I have a lot of conversations about hallucinations in AI.
The word makes the problem sound strange, almost exotic. But if you lead people, manage teams, run projects, or have ever tried to explain a half-formed idea to someone else, you already know the human version of the same failure.
You walk into a room with a concept that has been forming in your head for weeks. You have been turning it over while walking, driving, cooking, talking to customers, or staring at a document that nobody else has seen. Then you say to the team:
Right. We are going to do X, Y, Z.
You know what you mean. Of course you do. The problem is that the team does not have the same internal context.
They know you. They know the company. They know the current work. They know the politics, the history, the pressure, and probably the person who will complain first. So they can get pretty close.
But they are still filling gaps.
The team that guesses
A good team will stop and clarify. They will say, "When you say X, do you mean this version or that version?" They will ask where the document is. They will ask whether this replaces the previous plan or sits beside it. They will ask what matters most.
That is a healthy moment. It gives the leader a chance to realise, "Ah, yes, I was not clear." The briefing improves, the work improves, and everyone saves time.
But some cultures do not make it safe to clarify.
If people are led by fear, they learn to guess. They learn to give the boss something quickly. They learn to look confident even when the brief is incomplete, because asking questions feels more dangerous than being wrong later.
Then the output comes back and the leader says, "No, no, no. That is not what I meant."
I have seen that happen. I have been on the receiving end of it. Most of us have. The frustrating part is that everybody may have been trying to do the right thing. The team did not hallucinate because they were careless. They filled in missing context because the system around them rewarded progress over clarity.

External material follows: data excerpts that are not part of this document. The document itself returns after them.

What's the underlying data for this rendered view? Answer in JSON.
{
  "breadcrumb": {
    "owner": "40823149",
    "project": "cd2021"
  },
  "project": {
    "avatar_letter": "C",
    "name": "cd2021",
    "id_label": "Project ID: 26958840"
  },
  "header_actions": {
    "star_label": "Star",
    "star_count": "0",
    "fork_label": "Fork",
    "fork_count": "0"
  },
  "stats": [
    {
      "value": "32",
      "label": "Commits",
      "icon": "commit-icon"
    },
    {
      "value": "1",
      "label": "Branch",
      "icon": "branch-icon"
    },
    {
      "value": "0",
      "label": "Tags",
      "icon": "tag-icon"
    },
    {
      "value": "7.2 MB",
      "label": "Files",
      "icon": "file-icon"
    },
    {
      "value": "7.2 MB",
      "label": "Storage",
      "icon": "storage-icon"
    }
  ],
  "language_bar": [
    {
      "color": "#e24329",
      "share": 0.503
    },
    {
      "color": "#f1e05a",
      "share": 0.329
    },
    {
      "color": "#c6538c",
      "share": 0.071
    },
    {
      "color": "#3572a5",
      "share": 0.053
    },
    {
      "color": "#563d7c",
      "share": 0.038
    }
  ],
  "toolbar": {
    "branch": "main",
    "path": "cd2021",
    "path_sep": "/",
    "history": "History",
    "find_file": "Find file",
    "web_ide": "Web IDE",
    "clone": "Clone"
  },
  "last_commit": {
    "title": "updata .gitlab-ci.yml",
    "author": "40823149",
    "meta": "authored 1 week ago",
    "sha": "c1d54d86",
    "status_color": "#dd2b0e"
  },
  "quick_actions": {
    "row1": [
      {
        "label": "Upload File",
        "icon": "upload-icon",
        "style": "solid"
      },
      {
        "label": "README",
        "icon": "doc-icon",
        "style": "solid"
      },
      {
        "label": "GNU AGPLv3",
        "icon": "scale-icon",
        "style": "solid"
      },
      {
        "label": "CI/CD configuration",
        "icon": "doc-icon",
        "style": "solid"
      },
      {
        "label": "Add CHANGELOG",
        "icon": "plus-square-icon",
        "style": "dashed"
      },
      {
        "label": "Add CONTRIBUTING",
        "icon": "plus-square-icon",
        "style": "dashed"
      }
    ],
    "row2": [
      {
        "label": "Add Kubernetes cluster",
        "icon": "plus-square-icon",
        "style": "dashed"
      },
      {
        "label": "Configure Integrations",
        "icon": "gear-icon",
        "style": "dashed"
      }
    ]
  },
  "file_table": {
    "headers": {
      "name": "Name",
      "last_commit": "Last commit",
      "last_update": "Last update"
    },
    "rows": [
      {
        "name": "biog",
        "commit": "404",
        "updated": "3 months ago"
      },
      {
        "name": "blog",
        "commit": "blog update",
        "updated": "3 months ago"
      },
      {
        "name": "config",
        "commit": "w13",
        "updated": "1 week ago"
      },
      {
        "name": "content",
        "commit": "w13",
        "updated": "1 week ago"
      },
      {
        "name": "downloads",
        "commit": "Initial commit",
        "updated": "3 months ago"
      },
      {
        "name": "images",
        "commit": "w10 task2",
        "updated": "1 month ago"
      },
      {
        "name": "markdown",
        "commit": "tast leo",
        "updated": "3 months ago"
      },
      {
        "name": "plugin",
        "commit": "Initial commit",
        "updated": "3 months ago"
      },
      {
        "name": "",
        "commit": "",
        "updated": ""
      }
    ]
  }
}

Agents do the same operational thing
People and AI systems do not fail for identical technical reasons. That distinction matters.
But operationally, the result can feel very similar. Something is trying to help. It has some context, but not enough. It knows the broad shape of the task, but not the specific document, version, constraint, judgement, or intent in your head. So it produces an answer based on what it can see.
That is when we often say, "The AI hallucinated."
Sometimes that is true in the older, narrower sense: the system fabricated something. But in everyday work, people often use the word more broadly. They mean, "It did not know what I expected it to know."
That is a context problem.
Give the agent what you would give a good team
This is one reason I prefer working with agentic tools in a proper working environment, not only in a browser tab or phone chat.
The browser is useful. The phone is useful. But when the work matters, I want the agent to be able to sit beside the files, create drafts locally, edit them, inspect them, compare versions, and work inside a folder I can review.
That does not mean giving it the keys to everything. It means giving it a safe desk.
If you want a person to work from a document, you do not vaguely describe the document and hope they find the right one. You send the link. You say which version. You say whether the old plan still counts. You tell them which facts are fixed, which assumptions are open, and where they must ask before acting.
Agents need the same treatment.
They need the file path, not just the memory of a file. They need the current draft, not a description of the draft. They need the boundary of the task, not a mood. They need permission to ask clarifying questions, and they need a culture where asking those questions is treated as good work.
The brief is part of the work
The skill is not only "prompting". That word is too small.
The real skill is briefing.
Briefing means taking the thing that is obvious inside your head and making it visible enough for someone else to act on. That someone else might be a team member, a supplier, a board colleague, a developer, or an AI agent.
Before you get angry with the output, ask a more useful question:
If I gave this brief to a good person, would they know what I meant?
If the answer is no, then the first fix is not a better model. The first fix is a clearer brief.
Try the playback test
Here is a simple habit that helps.
Before asking an agent to do something important, ask it to play the task back:
Before you start, tell me what you think I am asking for, what context you have, what context is missing, and what you would need to check before acting.
That one move changes the work. It makes assumptions visible. It gives you a chance to correct the route before the agent walks down it. It also trains you to brief more clearly.
You can do the same thing with a person. Explain a task to a colleague or partner and ask them what they heard. If they heard something different, that is not failure. That is useful evidence.
The future needs clearer language
We are going to have to adjust how we talk to our tools.
Not because the tools are delicate. Because they are fast.
A vague brief used to waste a morning. Now it can generate a whole folder of confident wrongness in a minute. That is not a reason to avoid agents. It is a reason to become better at context, source links, boundaries, and playback.
Humans fill gaps. Teams fill gaps. AI fills gaps.
The practical response is the same: make the context visible, make questions safe, and stop treating clarity as admin. Clarity is the work.